Country of Origin: United States of America
Overall: 8 11/16in. x 8 11/16in. x 8 11/16in., 18.2lb. (22.07 x 22.07 x 22.07cm, 8.3kg)
Aluminum, Kapton (Polymide), Glass, Stainless Steel, Gold Plating, Plastic, Paper, Synthetic Fabric, Epoxy, Teflon
Microsat is a type of communications satellite designed, manufactured, and operated by the amateur radio community. Created in 1988, this type introduced a modular design concept for spacecraft. Modules, each containing their own specialized electronics, are stacked together to create the spacecraft structure--a first for amateur, commercial, or government satellites.
University-based student groups used this template to build MicroSats that, beginning in 1990, were launched into orbit and used for two-way ham radio communications and experiments.
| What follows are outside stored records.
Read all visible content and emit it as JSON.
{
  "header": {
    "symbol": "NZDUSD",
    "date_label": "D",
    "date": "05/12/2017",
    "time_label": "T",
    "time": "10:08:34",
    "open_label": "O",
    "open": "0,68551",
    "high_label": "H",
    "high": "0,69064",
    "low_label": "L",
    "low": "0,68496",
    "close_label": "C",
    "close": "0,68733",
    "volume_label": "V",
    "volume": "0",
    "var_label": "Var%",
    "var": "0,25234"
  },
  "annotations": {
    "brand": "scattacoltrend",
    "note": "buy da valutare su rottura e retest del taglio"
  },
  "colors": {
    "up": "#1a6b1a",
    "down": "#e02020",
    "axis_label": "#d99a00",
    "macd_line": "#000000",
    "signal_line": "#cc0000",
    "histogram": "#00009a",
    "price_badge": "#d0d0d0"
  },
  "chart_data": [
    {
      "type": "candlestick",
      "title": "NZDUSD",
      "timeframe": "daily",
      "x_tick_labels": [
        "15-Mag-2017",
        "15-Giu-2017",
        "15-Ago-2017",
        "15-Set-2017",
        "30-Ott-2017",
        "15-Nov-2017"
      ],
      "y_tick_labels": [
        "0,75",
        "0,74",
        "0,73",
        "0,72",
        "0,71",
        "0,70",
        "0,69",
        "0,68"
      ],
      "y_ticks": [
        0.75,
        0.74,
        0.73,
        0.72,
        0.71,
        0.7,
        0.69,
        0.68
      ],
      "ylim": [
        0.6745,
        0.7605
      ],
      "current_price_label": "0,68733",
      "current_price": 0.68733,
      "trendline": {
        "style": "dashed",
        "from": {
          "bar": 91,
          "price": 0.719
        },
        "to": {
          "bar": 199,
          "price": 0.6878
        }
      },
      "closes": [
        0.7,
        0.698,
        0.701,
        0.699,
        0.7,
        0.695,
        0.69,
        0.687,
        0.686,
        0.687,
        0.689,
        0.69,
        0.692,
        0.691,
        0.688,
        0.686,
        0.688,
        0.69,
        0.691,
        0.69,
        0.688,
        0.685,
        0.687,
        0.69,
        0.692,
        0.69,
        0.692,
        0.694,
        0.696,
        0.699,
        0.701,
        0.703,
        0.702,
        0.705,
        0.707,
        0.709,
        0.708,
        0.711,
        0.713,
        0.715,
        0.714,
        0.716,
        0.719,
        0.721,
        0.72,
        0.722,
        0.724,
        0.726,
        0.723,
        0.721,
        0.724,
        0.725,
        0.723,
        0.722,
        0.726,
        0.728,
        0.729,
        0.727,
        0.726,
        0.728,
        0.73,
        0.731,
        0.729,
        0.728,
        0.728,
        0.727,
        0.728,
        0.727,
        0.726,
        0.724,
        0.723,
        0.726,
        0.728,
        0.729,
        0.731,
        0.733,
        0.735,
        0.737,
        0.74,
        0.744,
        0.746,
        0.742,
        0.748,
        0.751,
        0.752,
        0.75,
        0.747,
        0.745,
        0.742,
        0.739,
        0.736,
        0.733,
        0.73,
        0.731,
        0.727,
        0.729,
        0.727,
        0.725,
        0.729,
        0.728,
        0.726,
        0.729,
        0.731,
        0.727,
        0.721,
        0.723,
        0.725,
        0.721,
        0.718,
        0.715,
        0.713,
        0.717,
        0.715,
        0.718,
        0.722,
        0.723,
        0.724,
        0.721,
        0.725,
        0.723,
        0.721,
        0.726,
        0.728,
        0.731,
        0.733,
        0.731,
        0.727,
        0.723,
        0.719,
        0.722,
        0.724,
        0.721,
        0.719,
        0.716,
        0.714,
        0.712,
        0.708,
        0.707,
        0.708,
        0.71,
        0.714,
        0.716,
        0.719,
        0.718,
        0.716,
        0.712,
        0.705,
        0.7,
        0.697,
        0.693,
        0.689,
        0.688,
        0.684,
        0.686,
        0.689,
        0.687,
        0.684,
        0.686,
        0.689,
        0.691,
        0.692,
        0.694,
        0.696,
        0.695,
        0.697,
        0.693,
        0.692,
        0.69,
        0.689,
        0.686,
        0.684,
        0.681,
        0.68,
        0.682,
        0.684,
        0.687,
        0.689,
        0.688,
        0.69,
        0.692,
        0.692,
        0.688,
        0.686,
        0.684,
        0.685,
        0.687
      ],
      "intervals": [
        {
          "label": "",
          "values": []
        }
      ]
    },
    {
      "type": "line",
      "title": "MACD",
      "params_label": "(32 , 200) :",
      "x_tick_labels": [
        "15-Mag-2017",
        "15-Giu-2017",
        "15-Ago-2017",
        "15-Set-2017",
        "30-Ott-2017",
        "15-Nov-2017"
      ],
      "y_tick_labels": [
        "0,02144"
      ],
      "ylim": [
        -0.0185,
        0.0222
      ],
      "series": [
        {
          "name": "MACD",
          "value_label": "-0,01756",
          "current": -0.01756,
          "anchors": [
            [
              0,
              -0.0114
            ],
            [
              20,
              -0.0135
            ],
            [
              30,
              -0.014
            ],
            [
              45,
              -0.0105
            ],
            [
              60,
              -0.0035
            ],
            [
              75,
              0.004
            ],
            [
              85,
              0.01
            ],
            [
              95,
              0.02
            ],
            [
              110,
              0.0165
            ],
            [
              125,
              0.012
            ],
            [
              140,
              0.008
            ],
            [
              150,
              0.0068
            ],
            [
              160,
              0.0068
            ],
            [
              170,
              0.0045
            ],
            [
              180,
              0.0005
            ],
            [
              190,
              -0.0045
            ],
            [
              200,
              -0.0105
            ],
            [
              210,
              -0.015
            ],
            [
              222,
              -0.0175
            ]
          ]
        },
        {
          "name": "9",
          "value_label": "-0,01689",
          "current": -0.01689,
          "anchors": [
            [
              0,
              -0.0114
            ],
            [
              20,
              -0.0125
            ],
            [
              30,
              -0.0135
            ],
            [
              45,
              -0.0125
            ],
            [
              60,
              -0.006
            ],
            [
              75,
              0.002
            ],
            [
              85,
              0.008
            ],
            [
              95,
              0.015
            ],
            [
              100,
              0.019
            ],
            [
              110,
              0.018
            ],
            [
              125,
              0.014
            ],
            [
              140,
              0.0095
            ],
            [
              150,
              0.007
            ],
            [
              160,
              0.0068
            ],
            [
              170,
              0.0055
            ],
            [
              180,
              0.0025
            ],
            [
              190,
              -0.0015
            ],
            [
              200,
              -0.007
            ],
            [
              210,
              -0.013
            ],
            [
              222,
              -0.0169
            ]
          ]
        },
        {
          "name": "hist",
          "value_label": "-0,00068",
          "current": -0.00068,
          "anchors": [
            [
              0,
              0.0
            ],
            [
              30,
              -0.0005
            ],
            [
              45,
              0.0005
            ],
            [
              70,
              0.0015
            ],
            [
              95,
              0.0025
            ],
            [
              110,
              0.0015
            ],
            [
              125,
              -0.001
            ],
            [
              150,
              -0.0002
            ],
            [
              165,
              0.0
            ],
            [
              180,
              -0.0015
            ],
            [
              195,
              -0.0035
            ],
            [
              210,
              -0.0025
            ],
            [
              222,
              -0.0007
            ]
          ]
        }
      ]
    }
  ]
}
This artifact is an engineering mechanical test model built to evaluate the modular concept.
MicroSat is part of a long-running tradition of amateur radio community involvement in space communications. Its design demonstrated that small, relatively inexpensive satellites, using everyday electronic components, could perform complex, sophisticated communications tasks.
The Radio Amateur Satellite Corporation donated this artifact to the Museum in 2002.
Gift of the Radio Amateur Satellite Corporation (AMSAT).